Now, here’s the thing… My porn use has mostly centred around lesbian and gay porn, and almost never would I choose to watch straight porn, unless it was cuckold with guys watching their wives being taken care of. Again, no idea what psychology is going on there! I also love women’s underwear and have on occasion worn panties when I’m home alone. It makes me horny. When I was in my early 20’s, and at this point I was in a relationship, I felt frustrated with the classic not getting enough sex scenario, I would watch a lot of gay porn and it was around this time that I had my first Skype wank with another guy. Again, this was an older guy, probably in his 50’s, and I was nervous as hell. When the call started, we couldn’t see each others faces, he was just standing in front of his camera with his fat chubby in his hand and my cock just got crazy hard. Watching him stroke, knowing he was aroused by looking at my dick was really exciting and just made me feel very desired and sexy. He was also quite dom and was telling me what to do! He told me to turn around on my knees with my ass in the air, and I did and just kept wanking my dick which was so hard it was painful. When I looked round at the screen he was pushing his cock towards his camera so I could see his cock close up, like he was trying to fuck me, and I just erupted and came everywhere. It was extremely hot!
I had maybe a few more, less satisfying Skype wanks after that, but it was sporadic and I continued watching lesbian and gay porn, and just living my life!with the usual sexual disappointments.
Fast forward, this pattern has mostly stayed the same. My porn use and preferences haven’t changed.
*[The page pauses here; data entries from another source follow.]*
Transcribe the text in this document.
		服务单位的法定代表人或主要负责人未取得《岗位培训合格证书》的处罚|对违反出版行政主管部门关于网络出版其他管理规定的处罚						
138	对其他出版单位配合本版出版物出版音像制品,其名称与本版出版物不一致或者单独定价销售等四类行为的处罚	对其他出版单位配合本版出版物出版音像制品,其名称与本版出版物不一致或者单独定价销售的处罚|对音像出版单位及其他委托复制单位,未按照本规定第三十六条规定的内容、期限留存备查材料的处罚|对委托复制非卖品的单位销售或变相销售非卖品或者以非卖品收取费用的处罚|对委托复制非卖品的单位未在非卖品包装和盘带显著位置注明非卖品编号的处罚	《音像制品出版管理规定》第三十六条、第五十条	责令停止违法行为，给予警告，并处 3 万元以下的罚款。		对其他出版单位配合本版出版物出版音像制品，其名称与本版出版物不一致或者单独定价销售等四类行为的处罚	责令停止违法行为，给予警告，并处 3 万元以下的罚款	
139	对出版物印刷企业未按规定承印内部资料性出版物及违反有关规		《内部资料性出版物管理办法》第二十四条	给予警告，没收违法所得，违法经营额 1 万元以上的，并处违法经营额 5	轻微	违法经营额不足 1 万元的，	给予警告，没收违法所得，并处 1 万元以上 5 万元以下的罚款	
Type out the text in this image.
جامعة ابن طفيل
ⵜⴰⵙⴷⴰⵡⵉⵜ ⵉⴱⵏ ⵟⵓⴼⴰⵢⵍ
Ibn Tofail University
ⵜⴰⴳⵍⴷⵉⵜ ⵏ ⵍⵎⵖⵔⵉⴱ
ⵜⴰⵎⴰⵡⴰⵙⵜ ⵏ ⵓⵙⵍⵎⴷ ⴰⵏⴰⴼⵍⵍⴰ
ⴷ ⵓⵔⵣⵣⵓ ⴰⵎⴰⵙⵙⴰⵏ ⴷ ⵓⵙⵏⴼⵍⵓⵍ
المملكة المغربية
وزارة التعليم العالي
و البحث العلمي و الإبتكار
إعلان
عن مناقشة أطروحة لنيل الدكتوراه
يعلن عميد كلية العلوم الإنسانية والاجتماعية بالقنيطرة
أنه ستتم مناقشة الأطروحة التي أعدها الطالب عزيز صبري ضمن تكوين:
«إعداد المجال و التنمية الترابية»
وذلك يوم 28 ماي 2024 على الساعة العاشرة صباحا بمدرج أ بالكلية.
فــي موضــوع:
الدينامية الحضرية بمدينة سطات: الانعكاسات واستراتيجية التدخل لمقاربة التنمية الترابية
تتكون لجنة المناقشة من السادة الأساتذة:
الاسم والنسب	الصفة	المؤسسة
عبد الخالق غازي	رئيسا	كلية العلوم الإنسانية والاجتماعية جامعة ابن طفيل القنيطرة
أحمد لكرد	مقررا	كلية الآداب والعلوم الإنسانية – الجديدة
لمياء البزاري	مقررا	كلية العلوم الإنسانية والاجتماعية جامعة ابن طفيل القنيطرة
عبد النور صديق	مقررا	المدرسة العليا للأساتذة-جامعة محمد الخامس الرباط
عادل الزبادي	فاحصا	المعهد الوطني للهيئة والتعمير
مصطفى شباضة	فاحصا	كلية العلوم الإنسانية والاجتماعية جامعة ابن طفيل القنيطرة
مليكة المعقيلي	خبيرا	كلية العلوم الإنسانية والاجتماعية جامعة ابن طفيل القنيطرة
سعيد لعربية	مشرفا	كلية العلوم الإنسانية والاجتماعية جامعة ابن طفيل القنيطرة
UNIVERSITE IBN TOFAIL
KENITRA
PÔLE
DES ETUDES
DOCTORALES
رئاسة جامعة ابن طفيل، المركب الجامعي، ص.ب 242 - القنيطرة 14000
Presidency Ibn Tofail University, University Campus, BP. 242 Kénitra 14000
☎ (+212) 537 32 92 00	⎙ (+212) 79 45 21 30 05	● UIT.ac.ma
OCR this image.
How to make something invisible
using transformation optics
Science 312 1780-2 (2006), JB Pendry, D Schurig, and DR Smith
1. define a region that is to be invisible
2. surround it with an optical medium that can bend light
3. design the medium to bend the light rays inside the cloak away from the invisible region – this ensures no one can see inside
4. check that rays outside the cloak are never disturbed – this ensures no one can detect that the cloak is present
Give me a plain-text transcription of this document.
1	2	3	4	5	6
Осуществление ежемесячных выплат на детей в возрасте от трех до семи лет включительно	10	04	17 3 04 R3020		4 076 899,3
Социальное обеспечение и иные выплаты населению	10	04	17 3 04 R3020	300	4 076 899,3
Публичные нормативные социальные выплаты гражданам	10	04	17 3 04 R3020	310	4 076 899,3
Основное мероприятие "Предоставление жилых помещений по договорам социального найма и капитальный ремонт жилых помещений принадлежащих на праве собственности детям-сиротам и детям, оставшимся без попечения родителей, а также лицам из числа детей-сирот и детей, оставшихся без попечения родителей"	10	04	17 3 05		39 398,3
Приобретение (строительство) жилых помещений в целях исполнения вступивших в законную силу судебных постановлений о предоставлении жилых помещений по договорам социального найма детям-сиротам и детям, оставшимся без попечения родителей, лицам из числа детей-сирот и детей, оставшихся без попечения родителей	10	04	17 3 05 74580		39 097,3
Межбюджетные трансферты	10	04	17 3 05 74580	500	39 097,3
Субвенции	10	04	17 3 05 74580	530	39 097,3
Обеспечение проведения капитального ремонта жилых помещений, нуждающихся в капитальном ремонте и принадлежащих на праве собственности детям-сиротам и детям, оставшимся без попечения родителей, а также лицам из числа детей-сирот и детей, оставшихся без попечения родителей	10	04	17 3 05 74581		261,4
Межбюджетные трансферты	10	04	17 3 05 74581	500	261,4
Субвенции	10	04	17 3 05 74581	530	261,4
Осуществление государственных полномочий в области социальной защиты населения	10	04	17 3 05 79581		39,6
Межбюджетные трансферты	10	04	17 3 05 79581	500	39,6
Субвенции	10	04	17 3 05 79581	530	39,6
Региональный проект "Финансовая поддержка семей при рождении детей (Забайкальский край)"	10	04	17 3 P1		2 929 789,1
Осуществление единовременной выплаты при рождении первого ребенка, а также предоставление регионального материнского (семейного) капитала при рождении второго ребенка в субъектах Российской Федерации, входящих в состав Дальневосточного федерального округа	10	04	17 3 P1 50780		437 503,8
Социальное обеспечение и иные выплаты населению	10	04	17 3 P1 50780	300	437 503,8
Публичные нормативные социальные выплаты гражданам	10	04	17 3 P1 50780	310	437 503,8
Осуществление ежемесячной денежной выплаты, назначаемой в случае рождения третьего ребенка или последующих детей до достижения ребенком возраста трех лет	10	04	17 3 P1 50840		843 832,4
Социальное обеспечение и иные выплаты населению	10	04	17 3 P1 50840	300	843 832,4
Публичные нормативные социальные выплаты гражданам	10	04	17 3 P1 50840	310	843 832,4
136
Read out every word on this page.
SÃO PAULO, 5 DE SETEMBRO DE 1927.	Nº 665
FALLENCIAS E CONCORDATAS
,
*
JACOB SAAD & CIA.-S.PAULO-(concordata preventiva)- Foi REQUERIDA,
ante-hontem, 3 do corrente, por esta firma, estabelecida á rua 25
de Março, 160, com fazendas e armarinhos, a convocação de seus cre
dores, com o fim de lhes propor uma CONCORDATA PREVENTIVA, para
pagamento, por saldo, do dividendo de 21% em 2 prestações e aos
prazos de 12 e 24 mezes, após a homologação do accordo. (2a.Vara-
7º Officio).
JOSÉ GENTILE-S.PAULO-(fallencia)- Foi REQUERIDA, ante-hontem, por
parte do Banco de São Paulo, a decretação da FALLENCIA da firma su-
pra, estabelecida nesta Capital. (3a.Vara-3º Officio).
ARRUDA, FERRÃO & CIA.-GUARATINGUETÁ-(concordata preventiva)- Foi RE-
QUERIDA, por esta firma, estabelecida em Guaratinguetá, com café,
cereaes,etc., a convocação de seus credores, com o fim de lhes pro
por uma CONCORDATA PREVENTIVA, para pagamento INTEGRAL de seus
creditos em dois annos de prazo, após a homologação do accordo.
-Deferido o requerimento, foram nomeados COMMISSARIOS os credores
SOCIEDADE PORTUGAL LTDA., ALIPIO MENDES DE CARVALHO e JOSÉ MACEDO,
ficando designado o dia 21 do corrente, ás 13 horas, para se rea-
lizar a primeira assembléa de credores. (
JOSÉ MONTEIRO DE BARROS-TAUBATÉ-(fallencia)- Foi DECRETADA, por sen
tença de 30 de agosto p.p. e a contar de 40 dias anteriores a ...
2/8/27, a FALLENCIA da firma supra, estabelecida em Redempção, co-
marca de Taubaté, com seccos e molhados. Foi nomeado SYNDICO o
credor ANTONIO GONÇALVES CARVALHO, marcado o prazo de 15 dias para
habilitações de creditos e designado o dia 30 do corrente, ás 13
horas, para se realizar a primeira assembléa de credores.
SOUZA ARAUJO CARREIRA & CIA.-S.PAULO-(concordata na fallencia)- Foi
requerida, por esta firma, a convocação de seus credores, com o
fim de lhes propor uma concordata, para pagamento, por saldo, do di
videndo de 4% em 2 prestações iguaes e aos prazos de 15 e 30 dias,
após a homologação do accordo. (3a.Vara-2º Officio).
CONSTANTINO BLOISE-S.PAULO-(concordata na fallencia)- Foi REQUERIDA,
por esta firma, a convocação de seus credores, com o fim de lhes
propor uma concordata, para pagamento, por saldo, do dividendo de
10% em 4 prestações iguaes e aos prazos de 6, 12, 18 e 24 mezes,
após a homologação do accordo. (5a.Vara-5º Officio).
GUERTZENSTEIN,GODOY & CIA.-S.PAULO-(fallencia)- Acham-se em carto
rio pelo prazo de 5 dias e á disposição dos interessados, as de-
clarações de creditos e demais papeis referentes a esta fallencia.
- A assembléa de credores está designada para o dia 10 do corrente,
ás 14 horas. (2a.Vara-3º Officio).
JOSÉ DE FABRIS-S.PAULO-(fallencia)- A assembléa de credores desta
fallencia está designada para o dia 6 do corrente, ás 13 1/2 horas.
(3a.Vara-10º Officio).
Love watching gay daddies and grandpas, especially with younger 20’s guys etc. I seem to like chubby daddies and grandpas to get off to. I love watching gays get fucked and riding cock, and I enjoy watching cruising vids and public restroom stuff. I also love lesbian porn and watching hot girls finger and eat each other, and kissing! Gay and lesbian kissing, as long as it’s passionate is hot.
Because I’m married I don’t Skype wank as I feel that’s unfaithful, but the desire to is certainly there. I have exchanged pics once with a guy when I was feeling extremely frustrated, and have also posted some naughty pics once here for the same reason. Reading the comments and PM’s I got made me really horny! My sex life is the cliche, once or twice a month and very standard, missionary, and not all that exciting. Oral, like on my birthday, maybe!
I have tried to justify my gay urges and porn use by telling myself it keeps me somewhat sexually taken care of because my sex life is rubbish, and truth be told I’d love to do some video wanks and just feel desired again in that way. For me, though not ideal, watching porn and masturbating is better than succumbing to temptation and straying. I couldn’t do that to my family. Having a few gay wanks, especially to be told what to do again and feel like I’m owned and there for there for his pleasure would be hot!
So what do you guys think. Am I gay, bi, just frustrated, maybe slightly trans. I literally have no idea. Or maybe I just have my own daddy issues, ha.
It feels somewhat good to get this all out though. Its been my secret and mental prison for a long time.